« Mon petit monde », la photo au service de l’apprentissage

Cette nouvelle collection d’imagiers documentaires se veut un miroir du quotidien des enfants dans leur environnement premier. Rencontre avec la photographe Caroline Fabre qui place tendresse et spontanéité au cœur de son travail.

Portraits de Caroline Fabre : © Florian Fabre


À la maison, Dans ma rue, Balade en forêt, Le ciel au-dessus de moi… Avec ces quatre premiers titres de la collection « Mon petit monde », à paraître le 15 mars, Milan renoue avec l’imagier documentaire tout en photographie. Des images réalistes et prises sur le vif, signées d’une photographe spécialiste de la petite enfance, portent le point de vue de l’enfant sur son quotidien. Le texte incarné et la tonalité orale incitent le petit lecteur, dès 18 mois, à observer, comprendre, nommer et commenter le monde qui l’entoure.

La photo permet ainsi de reconnaître des lieux familiers et de se raconter une histoire au fil des pages, créant un effet miroir. Idéal pour de premiers échanges avec les très jeunes enfants sur leur environnement.

Chaque livre est composé de 24 pages vernies. Son format réduit est pratique pour être transporté et agrippé par les petites mains. La maquette est aérée, avec des photographies lisibles, en parfaite adéquation avec son public.


Rencontre avec Caroline Fabre, photographe dédiée au monde de l’enfance


Caroline, vous signez ici vos premiers livres.

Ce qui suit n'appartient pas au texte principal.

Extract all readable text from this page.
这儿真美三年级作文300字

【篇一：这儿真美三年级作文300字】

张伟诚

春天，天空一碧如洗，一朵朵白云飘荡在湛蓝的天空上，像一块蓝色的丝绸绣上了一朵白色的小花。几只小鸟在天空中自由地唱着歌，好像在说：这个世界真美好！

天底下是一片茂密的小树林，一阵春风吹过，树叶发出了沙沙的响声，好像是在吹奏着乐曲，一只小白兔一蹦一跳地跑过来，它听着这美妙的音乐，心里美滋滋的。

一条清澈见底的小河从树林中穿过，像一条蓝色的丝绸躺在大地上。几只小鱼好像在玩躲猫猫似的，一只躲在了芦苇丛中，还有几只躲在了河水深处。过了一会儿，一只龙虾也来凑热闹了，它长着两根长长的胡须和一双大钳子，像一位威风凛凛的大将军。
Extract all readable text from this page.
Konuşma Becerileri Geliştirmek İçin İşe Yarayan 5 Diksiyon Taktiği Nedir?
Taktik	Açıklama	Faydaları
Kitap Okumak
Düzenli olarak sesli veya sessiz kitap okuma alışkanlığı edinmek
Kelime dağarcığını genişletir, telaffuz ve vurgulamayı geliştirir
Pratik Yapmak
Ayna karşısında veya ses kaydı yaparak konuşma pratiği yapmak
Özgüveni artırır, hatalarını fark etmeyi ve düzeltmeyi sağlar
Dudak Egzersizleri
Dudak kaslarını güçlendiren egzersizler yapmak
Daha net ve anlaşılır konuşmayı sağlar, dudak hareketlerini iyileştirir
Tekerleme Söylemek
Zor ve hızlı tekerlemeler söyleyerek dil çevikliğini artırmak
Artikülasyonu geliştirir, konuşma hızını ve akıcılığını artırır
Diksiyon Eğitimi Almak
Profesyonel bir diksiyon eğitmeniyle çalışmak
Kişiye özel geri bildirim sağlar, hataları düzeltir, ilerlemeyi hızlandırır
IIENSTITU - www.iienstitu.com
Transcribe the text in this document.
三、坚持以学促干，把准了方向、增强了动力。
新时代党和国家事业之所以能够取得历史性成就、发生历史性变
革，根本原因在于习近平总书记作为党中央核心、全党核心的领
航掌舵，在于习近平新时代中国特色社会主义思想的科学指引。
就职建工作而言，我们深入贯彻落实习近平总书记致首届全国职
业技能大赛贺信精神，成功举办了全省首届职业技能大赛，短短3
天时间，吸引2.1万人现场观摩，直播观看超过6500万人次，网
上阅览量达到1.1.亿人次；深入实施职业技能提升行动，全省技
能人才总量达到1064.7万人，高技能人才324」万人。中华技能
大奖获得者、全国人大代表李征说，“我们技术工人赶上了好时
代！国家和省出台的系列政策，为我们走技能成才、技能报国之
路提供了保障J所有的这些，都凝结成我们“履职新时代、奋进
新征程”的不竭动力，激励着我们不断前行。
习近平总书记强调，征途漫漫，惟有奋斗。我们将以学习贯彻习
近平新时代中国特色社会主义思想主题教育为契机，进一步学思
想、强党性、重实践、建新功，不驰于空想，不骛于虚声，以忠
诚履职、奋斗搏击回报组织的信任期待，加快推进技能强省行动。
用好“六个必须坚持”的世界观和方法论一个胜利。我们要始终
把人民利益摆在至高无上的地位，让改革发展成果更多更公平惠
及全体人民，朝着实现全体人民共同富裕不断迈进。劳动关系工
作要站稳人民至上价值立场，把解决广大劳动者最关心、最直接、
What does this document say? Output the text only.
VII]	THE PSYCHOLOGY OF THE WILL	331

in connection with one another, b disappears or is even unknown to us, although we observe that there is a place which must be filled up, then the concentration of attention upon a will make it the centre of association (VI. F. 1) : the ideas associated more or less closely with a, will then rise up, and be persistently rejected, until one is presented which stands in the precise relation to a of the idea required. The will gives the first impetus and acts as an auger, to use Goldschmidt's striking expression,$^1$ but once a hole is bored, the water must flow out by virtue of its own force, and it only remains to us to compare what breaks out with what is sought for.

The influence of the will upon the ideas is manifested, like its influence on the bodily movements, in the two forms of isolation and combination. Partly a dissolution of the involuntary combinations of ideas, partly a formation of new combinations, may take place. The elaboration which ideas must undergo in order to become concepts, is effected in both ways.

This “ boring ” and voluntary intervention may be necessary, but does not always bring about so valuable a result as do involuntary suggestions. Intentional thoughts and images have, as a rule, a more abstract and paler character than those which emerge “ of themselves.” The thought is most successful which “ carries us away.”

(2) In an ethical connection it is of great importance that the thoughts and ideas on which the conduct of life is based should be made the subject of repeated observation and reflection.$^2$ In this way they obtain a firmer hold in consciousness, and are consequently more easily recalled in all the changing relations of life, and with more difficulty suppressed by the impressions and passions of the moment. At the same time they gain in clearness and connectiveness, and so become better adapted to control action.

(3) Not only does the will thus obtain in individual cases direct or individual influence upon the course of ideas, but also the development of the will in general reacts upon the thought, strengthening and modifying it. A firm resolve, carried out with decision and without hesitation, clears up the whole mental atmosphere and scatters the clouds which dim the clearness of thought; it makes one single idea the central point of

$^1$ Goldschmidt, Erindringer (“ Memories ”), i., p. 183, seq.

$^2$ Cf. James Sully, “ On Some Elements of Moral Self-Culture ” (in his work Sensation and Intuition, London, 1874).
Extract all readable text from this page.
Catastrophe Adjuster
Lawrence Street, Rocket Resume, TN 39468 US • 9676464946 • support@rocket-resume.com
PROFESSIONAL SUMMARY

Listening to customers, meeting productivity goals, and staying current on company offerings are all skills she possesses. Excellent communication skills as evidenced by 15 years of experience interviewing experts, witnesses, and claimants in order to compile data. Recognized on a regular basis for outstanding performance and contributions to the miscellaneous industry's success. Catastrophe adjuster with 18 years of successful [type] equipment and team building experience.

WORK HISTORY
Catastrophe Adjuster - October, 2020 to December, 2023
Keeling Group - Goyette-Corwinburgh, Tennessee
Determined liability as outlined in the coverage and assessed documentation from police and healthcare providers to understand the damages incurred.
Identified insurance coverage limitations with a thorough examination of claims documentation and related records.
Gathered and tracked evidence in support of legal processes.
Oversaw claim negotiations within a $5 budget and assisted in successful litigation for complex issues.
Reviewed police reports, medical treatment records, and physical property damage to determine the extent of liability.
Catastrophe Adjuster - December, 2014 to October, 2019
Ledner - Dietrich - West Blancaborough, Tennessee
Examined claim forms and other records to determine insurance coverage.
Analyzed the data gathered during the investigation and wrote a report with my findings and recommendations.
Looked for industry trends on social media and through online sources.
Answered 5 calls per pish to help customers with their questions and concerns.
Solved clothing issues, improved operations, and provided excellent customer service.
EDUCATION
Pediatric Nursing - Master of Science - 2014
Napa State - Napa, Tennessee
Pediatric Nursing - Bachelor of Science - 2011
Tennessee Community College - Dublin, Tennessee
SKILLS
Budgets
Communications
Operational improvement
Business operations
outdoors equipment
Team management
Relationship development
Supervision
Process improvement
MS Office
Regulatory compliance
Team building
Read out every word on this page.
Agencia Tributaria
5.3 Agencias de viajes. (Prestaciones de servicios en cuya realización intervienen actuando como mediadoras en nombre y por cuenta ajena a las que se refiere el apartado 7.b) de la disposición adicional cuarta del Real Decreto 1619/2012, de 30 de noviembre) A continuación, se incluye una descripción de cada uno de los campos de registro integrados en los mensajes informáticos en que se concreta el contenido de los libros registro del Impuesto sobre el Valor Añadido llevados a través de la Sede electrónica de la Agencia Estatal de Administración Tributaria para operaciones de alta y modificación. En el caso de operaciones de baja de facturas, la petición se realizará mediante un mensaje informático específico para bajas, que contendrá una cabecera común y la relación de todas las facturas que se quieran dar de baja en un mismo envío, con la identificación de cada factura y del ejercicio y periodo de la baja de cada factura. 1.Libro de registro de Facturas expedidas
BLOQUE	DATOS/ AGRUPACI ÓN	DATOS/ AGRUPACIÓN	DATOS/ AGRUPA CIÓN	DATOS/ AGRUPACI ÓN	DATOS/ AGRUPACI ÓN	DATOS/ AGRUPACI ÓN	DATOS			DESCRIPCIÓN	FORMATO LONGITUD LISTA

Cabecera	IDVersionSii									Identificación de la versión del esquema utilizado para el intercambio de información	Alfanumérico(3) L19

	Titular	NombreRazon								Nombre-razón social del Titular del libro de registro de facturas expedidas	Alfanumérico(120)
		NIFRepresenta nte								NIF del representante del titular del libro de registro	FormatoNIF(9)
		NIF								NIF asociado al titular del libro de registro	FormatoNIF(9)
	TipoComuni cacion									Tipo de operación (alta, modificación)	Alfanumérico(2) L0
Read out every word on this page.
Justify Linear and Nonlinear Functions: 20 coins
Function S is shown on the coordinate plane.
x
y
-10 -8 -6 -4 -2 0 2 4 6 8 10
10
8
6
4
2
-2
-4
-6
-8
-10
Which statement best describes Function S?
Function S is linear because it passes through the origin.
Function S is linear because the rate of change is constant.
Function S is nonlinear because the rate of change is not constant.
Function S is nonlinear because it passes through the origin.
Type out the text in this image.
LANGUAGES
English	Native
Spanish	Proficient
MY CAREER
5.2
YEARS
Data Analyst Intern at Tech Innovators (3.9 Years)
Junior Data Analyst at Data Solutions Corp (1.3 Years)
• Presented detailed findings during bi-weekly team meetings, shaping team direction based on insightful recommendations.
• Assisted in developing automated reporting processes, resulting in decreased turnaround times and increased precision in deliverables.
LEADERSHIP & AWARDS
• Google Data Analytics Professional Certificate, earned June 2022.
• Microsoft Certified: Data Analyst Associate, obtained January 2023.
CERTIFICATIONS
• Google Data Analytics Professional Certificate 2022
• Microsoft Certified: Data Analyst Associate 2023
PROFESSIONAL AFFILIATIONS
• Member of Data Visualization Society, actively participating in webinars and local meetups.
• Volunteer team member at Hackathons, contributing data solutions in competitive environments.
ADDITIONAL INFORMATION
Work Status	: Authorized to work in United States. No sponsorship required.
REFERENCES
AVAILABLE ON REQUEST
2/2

Êtes-vous autodidacte ou avez-vous une formation de photographe ?

J’ai étudié la photographie à l’École nationale supérieure de la photographie d’Arles, dont je suis sortie diplômée en 1993. J’ai vécu ensuite et travaillé huit ans au Québec (dans les Services muséologiques et en tant que reporter-photographe et portraitiste). À mon retour en France, j’ai changé de métier ! La photographie était trop chronophage et peu adaptée à ma nouvelle vie de jeune maman et je me suis tournée vers le monde de l’édition jeunesse. J’ai exercé plusieurs métiers au sein des Éditions Milan,  puis du Groupe Bayard, cheminant de l’édition à la presse, déambulant de l’éditorial, au marketing et aux services de ventes de droits à l’étranger. J’ai d’ailleurs eu la chance de beaucoup voyager à la rencontre des éditeurs du monde en charge de ventes de droits… Et ça m’a donné une envie croissante de reportages et de rencontres photographiques. 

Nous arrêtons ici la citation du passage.